The next stage is to attach the isolated gene to another piece of DNA, known as a vector, which will carry it into the target cell.
Plasmids, the circular strands of DNA found in bacteria, are often used as vectors.
Once the plasmid gets into the host nucleus it can combine with the cell’s DNA to form recombinant DNA.
Plasmids are particularly useful in the formation of genetically modified bacteria.
Other vectors are needed to carry new DNA into human cells.
Vectors that have been tested for the treatment of cystic fibrosis include harmless viruses and liposomes (spheres formed from a lipid bilayer).
The viruses infect lung epithelial cells and insert the viral DNA (including the added gene) into the cell’s DNA.
Liposomes fuse with the cell membrane and can pass through it to deliver the new DNA into the cytoplasm.

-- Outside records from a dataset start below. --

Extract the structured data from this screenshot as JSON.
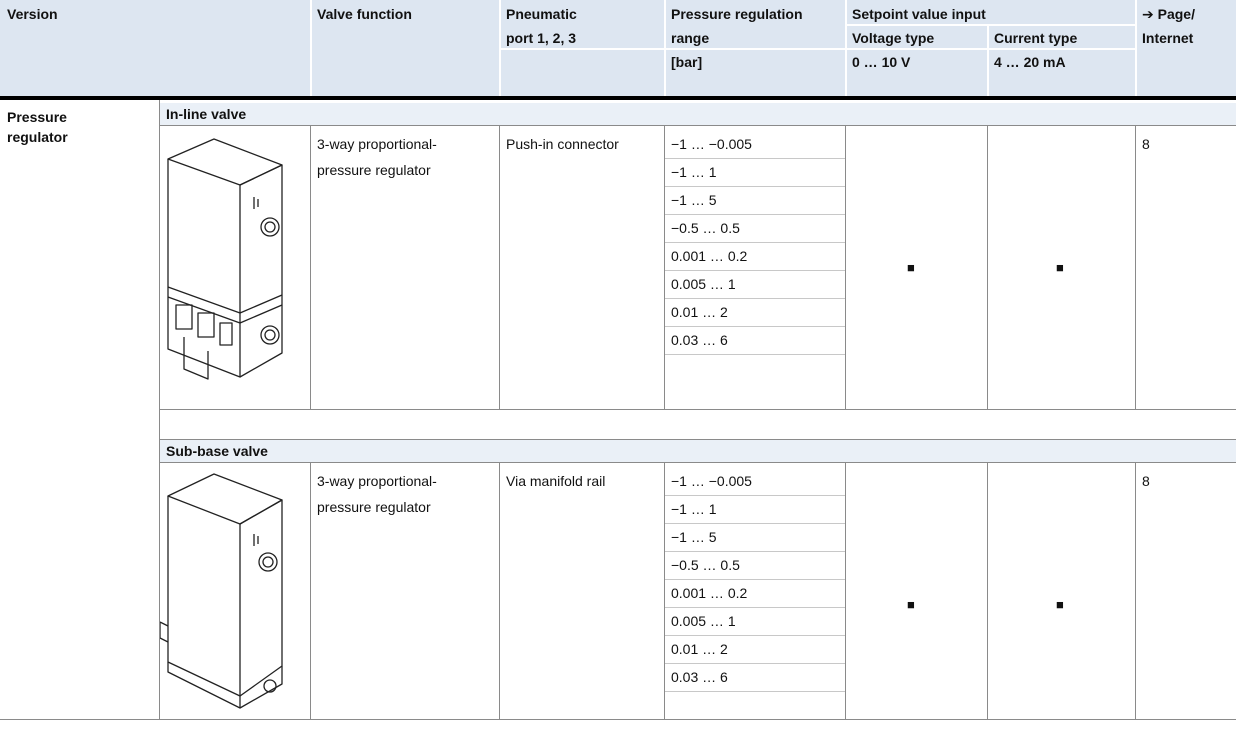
{
  "header": {
    "version": "Version",
    "valve_function": "Valve function",
    "pneumatic_line1": "Pneumatic",
    "pneumatic_line2": "port 1, 2, 3",
    "pressure_line1": "Pressure regulation",
    "pressure_line2": "range",
    "pressure_unit": "[bar]",
    "setpoint": "Setpoint value input",
    "voltage_type": "Voltage type",
    "current_type": "Current type",
    "voltage_range": "0 … 10 V",
    "current_range": "4 … 20 mA",
    "page_line1": "➔ Page/",
    "page_line2": "Internet"
  },
  "group": {
    "line1": "Pressure",
    "line2": "regulator"
  },
  "sections": [
    {
      "title": "In-line valve",
      "valve_function_line1": "3-way proportional-",
      "valve_function_line2": "pressure regulator",
      "pneumatic_port": "Push-in connector",
      "ranges": [
        "−1 … −0.005",
        "−1 … 1",
        "−1 … 5",
        "−0.5 … 0.5",
        "0.001 … 0.2",
        "0.005 … 1",
        "0.01 … 2",
        "0.03 … 6"
      ],
      "voltage_mark": "■",
      "current_mark": "■",
      "page": "8",
      "image_icon": "inline-valve-illustration"
    },
    {
      "title": "Sub-base valve",
      "valve_function_line1": "3-way proportional-",
      "valve_function_line2": "pressure regulator",
      "pneumatic_port": "Via manifold rail",
      "ranges": [
        "−1 … −0.005",
        "−1 … 1",
        "−1 … 5",
        "−0.5 … 0.5",
        "0.001 … 0.2",
        "0.005 … 1",
        "0.01 … 2",
        "0.03 … 6"
      ],
      "voltage_mark": "■",
      "current_mark": "■",
      "page": "8",
      "image_icon": "subbase-valve-illustration"
    }
  ],
  "colors": {
    "header_bg": "#dde6f1",
    "section_band_bg": "#eaf0f7",
    "rule": "#000000"
  }
}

Viruses are much better at getting DNA into the nucleus at the moment, but they can cause an immune reaction in some people.
Once the healthy new DNA is inside the lung epithelial cells, the healthy genes should be transcribed and translated, producing the normal, active CFTR protein and relieving the symptoms
This sounds good in theory, but the practice has shown that it's not quite that easy.
Difficulties in Gene Therapy Extra cellular barriers
There are many barriers to overcome before the new DNA in the vectors can reach the epithelial cells of the airways.
This is partly because cystic fibrosis blocks the airways, making it difficult for sprays to penetrate the lungs, and partly because the surface is coated with thick, sticky mucus.
Some research groups are trying to get the vectors to the lung cells by a completely different route — through the blood.
Difficulties in Gene Therapy Intracellular barriers
Once the vector is inside the cell, the next challenge is to get the new DNA into the right place.
This is proving very difficult, particularly when liposomes are used as the vectors.
It has been estimated that only about 1 in every 1000 plasmids that enter a cell in a liposome get into the nucleus to be transcribed.
Research is looking at modifying the vectors to get the new genes into the cells and then into the nuclei more effectively.
So far viruses seem to be giving the best results.
Difficulties in Gene Therapy Keeping the gene expression going
The final problem is that even when the new gene is taken into the nucleus and transcribed, it doesn't work for long - about two weeks at best.
Research teams are looking at ways to extend this and even make it permanent, by using different vectors.
If stem cells could be used this might lead to a permanent cure.
Difficulties in Gene Therapy Epithelial shedding
Another problem was that epithelial cells are continually shed and replaced by new cells made by the body.
These new cells only contain the faulty gene so the new DNA is lost.